Andres Missair, Brian M Osman*, Howard D Palte, Steven Gayer, Juan Gutierrez and Ralf E Gebhard

Background and objectives: We performed a prospective randomized double-blinded study evaluating if a reduced volume of local anesthetic would result in operative limb surgical anesthesia while decreasing motor paralysis during an ultrasound-guided supraclavicular nerve block. Current tendencies in clinical practice towards smaller injectate volumes during ultrasound-guided nerve block placement prompted our investigation on its impact regarding block quality.

Methods: 43 patients were consented for this prospective, double-blinded randomized clinical trial. Each patient was randomly assigned. Group HIGH received the conventional injection dose of 30 mL of 1.5% Mepivacaine. Group LOW received the reduced volume dose of 15 mL. An ultrasound-guided supraclavicular nerve block was performed on each patient. Motor block and sensory perception to pin-prick were assessed in the nerve distributions for the ulnar, median, radial, and musculocutaneous branches at 5, 10, 15, 20, and 30 minutes post-injection.

Results: Complete motor block in the radial, ulnar, musculocutaneous and median nerve distributions at 30 minutes, was present in 55% of patients in Group HIGH versus 10% in Group LOW and was statistically significant between both groups (p<0.01). The anatomic distribution of the observed motor-sparing was statistically significant in the median (p<0.01) and ulnar (p<0.05) nerve branches among those patients who received 15 mL LA boluses.

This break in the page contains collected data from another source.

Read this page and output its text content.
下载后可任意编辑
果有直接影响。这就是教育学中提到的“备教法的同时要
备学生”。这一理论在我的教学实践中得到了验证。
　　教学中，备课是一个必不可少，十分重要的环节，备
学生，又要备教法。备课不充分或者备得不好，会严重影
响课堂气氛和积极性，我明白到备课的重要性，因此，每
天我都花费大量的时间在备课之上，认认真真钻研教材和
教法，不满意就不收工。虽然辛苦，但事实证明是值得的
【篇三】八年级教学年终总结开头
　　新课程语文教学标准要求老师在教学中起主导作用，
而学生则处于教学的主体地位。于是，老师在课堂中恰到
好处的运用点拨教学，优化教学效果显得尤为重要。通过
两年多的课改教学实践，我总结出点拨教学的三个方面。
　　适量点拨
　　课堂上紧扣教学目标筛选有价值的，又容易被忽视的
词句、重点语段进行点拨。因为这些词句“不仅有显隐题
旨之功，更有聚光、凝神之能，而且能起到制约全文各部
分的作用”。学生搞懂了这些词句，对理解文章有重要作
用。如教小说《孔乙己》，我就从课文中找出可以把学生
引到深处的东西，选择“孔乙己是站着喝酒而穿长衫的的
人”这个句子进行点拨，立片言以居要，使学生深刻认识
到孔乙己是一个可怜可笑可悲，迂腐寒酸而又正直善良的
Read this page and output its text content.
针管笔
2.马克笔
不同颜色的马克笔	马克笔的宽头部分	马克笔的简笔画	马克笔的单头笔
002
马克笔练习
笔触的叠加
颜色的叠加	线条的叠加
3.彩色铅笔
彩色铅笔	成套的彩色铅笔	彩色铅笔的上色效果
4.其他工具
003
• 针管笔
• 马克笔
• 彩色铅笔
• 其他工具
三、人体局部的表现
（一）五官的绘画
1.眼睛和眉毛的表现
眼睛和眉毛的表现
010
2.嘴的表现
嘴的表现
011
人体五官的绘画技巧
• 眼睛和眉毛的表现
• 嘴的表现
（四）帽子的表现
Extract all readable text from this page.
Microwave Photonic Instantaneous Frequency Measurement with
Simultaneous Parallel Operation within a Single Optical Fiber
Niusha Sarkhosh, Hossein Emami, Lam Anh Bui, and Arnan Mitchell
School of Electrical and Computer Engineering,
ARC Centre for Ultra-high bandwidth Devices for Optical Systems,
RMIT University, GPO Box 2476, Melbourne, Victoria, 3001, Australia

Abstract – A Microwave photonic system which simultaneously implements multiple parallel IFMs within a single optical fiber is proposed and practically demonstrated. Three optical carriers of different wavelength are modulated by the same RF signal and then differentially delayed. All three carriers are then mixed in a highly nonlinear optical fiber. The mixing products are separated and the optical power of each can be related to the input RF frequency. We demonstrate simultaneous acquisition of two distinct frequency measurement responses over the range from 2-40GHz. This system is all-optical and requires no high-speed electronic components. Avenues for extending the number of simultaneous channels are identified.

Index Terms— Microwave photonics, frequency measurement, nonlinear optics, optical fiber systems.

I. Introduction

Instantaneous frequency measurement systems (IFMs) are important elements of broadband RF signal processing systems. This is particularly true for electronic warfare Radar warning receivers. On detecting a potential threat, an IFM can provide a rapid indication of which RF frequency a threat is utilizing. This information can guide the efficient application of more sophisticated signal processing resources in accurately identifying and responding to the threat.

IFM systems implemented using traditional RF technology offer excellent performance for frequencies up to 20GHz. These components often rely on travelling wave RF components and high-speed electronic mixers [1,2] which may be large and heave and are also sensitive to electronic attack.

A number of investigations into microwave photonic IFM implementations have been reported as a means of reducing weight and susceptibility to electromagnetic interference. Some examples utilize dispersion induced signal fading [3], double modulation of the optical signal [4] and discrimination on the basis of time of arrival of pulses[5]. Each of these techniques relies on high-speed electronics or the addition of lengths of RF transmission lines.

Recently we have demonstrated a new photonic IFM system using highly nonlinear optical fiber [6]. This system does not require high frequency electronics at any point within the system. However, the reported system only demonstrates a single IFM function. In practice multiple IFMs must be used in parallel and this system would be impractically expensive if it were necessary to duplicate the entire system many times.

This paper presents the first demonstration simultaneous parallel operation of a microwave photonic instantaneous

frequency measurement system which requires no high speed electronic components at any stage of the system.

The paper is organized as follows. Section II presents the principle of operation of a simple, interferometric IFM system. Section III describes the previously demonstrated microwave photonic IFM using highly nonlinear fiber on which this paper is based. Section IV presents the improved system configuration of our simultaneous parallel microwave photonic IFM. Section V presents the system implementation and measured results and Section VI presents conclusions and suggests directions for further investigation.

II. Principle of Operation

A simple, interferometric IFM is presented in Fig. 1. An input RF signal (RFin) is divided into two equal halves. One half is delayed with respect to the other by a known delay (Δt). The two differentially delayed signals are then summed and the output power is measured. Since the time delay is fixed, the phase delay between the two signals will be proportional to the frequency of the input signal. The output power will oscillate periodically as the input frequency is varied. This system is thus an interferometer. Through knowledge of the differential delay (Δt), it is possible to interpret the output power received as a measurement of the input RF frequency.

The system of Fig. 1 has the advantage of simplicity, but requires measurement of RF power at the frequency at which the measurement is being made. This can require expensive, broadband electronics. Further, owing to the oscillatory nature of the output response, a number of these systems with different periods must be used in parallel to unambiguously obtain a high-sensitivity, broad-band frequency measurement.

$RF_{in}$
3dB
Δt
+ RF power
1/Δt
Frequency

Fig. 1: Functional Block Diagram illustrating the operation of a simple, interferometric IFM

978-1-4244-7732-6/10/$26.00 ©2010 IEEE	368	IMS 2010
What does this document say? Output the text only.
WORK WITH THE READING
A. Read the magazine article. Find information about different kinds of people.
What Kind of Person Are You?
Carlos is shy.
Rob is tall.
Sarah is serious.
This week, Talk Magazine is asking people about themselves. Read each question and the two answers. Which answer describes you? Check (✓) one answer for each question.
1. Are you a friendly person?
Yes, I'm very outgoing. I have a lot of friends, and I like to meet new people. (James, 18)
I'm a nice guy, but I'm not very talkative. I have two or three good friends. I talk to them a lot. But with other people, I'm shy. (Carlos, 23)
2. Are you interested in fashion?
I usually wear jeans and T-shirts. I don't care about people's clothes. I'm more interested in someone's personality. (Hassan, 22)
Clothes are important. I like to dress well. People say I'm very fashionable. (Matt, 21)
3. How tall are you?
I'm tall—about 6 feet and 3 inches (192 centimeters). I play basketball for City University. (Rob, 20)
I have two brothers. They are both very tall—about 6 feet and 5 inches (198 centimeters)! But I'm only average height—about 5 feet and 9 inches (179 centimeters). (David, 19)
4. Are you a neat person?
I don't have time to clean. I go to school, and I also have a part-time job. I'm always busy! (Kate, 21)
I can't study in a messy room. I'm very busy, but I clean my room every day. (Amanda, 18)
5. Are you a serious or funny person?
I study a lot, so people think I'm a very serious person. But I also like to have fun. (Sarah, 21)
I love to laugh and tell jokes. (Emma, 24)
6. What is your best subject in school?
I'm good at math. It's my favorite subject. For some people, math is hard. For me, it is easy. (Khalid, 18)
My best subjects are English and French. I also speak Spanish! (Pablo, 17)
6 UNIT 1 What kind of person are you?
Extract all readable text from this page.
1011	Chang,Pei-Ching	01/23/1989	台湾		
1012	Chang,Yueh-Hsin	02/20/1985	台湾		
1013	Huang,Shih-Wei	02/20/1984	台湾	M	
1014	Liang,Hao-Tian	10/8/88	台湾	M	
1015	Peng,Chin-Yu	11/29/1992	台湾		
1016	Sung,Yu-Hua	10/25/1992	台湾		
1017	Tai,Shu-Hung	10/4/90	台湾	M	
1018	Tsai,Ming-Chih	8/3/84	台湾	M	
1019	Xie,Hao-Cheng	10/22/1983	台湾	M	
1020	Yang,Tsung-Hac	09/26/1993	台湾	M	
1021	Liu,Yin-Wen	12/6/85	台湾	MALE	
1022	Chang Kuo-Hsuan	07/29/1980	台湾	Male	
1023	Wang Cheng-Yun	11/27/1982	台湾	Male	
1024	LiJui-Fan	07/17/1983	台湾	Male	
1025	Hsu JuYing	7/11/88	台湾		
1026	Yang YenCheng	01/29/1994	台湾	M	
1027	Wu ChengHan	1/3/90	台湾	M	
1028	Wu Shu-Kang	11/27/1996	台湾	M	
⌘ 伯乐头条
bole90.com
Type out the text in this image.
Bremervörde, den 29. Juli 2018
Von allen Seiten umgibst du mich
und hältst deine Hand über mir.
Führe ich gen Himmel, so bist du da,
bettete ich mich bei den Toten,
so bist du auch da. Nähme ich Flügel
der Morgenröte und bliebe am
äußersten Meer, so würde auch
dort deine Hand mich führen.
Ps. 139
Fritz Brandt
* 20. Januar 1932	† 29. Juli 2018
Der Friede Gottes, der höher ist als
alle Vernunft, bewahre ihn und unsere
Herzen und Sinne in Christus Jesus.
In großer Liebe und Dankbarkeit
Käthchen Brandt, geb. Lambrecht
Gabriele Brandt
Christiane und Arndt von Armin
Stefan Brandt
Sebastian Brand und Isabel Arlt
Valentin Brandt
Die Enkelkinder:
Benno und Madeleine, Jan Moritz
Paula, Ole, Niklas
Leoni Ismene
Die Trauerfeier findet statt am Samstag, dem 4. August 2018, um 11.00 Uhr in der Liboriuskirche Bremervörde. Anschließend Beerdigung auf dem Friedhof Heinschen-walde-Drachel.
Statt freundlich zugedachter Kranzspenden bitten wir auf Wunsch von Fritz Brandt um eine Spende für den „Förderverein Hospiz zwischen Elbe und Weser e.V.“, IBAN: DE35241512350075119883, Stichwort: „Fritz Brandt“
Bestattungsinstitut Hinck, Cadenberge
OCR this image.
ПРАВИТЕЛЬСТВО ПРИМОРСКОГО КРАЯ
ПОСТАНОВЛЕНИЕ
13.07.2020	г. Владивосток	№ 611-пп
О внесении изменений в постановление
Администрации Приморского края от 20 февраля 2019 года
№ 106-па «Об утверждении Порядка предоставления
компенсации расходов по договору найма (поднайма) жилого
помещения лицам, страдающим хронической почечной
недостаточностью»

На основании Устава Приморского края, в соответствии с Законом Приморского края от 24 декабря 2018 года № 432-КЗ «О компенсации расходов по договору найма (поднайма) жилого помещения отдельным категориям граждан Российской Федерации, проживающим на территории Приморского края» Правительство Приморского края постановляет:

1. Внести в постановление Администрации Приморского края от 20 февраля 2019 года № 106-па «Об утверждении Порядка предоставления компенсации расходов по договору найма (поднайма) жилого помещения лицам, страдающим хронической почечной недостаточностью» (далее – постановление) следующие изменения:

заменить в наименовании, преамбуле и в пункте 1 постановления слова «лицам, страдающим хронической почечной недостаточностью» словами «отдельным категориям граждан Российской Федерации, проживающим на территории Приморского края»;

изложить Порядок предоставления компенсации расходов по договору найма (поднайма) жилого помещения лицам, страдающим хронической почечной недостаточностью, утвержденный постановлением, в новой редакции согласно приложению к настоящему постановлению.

Conclusions: Our study demonstrated that 15 mL vs. 30 mL injections of mepivacaine 1.5% at the supraclavicular approach provide equivalent surgical anesthesia, while reducing the incidence of motor block. These findings may have implications on early postoperative physical therapy for the subset of patients that present with Galeazzi-type fractures, carpal tunnel syndrome, and minimally-displaced distal radius fractures.